Toute chose restant égale par ailleurs, les pas emboîtés à ses prédécesseurs transpirent dans ses stratégies politiques qui dévoilent la forêt des imposteurs dont il est l’otage, l’arbre derrière lequel se cache ces maîtres à penser de l’ensemble de son action politique d’immobilisme qui lui expose sous peu à la sentence populaire sans équivoque de la part des congolais ; dont les profiteurs lui font croire à tort, avoir obtenu le chèque en blanc pour gérer ce grand Congo-Kinshasa.

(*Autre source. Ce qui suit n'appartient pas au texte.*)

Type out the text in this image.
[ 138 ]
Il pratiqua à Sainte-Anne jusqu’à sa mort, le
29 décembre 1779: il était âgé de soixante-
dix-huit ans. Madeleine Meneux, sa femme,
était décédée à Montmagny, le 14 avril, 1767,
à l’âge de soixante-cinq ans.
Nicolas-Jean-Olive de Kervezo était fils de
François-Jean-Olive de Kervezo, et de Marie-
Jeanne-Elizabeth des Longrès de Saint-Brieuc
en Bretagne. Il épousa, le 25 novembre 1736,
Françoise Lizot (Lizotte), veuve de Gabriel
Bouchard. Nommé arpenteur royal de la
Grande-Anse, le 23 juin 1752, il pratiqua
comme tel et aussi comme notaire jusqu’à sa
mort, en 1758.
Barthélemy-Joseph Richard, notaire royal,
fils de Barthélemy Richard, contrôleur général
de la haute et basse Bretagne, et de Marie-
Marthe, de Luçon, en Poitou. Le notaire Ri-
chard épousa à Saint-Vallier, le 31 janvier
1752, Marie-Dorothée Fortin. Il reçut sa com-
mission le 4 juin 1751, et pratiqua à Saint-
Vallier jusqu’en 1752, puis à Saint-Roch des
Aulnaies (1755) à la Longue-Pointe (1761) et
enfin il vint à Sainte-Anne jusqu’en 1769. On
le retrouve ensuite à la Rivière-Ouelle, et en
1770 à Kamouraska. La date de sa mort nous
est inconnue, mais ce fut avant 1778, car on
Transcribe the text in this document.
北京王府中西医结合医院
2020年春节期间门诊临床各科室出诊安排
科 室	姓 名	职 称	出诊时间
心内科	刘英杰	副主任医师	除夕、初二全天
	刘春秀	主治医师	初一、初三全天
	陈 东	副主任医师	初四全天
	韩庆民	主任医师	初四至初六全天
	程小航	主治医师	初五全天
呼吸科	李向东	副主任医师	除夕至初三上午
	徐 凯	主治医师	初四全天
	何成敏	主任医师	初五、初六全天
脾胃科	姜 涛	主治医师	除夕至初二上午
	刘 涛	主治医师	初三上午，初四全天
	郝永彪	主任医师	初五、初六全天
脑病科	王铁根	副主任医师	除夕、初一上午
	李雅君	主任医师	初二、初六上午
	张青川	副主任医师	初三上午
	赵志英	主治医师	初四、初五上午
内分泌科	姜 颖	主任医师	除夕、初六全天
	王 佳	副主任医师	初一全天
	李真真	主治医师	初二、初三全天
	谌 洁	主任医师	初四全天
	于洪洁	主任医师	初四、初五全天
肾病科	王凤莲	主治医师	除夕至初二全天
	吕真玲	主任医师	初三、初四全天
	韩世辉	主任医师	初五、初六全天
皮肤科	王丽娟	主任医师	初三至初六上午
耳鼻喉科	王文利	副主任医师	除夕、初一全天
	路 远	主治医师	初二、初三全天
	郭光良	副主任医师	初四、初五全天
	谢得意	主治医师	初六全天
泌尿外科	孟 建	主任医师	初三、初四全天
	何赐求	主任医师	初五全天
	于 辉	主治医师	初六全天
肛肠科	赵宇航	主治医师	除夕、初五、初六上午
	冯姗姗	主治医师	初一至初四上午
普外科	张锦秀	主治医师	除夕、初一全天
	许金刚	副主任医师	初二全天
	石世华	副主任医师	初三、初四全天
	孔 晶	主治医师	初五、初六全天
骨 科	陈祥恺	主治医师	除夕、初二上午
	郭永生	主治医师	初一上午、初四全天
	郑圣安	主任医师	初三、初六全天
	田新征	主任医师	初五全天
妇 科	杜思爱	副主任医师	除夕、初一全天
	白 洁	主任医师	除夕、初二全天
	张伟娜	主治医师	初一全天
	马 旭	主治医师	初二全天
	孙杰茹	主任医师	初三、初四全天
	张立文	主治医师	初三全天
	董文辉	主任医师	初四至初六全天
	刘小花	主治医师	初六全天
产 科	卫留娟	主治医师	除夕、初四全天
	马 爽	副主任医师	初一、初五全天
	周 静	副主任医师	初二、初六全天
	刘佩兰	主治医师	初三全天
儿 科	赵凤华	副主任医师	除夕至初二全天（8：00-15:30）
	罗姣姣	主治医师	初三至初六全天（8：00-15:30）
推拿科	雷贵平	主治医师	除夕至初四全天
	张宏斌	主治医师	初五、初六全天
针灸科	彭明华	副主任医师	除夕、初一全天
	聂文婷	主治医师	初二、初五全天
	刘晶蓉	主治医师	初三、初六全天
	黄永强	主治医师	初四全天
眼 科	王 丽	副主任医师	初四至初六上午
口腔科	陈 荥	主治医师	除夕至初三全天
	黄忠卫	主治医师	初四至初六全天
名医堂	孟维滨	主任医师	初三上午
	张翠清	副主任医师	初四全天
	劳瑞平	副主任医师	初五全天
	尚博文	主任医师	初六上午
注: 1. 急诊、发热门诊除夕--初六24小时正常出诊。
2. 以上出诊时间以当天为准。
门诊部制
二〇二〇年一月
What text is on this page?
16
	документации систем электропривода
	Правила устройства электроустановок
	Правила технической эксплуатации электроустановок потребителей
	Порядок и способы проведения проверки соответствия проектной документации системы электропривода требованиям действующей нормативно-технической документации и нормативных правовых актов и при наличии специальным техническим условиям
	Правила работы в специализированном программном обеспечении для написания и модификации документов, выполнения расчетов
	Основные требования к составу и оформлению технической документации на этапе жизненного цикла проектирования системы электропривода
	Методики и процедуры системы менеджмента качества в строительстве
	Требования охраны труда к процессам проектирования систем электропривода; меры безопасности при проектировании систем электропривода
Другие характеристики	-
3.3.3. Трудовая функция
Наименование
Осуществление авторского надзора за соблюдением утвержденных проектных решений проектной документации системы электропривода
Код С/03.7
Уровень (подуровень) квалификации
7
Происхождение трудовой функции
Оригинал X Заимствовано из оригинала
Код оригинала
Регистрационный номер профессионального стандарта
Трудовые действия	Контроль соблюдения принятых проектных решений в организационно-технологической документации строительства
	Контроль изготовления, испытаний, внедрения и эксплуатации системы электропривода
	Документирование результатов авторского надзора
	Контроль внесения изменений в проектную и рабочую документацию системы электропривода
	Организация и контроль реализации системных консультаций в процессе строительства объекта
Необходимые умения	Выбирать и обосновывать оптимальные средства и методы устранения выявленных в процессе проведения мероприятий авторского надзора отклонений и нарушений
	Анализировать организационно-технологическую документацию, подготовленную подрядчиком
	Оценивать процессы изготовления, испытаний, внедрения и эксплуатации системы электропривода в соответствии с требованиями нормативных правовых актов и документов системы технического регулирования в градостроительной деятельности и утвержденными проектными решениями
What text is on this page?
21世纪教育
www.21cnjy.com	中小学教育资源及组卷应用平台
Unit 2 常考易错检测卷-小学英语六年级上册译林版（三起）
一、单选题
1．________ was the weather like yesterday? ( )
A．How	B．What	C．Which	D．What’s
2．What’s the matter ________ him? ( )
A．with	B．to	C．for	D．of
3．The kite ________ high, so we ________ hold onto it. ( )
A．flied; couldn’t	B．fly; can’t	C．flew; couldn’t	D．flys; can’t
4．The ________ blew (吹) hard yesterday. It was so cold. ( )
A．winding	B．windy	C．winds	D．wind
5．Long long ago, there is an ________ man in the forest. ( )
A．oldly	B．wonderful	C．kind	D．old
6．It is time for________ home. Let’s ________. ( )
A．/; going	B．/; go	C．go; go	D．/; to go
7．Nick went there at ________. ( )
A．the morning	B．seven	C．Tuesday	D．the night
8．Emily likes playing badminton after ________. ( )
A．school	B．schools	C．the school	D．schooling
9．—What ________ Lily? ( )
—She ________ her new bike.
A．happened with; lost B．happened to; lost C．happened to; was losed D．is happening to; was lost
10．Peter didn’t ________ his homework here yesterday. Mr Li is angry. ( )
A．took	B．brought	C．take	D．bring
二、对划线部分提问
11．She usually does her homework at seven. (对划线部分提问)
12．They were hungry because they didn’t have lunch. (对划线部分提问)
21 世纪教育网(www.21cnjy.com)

De tout ce qui précède, Kanambe alias Joseph Kabila doit partir puisqu’un aveugle ne peut conduire un borgne, point n’est besoin de lui démontrer que le peuple congolais qui ne croit plus à ses mots ni à ses paroles, particulièrement à ses discours à la nation dont le tout dernier est celui du 31/12/2009 ; puisque la réalité quotidienne les dément, est en avance remarquable par rapport aux dirigeants qui n’ont ni de l’amour ni du respect pour le bien public et encore moins du caractère dont il n’a jamais fait preuve face à une société congolaise qui se veut citoyenne et responsable.

A cet effet, le départ de ce rwandais à la tête du Congo-Kinshasa est une condition sine qua non pour la sauvegarde de l’intégrité territoriale du Congo-Kinshasa et du bien-être de sa population car Kanambe alias Joseph Kabila est un obstacle majeur pour le développement de ce grand Congo au cœur de l’Afrique.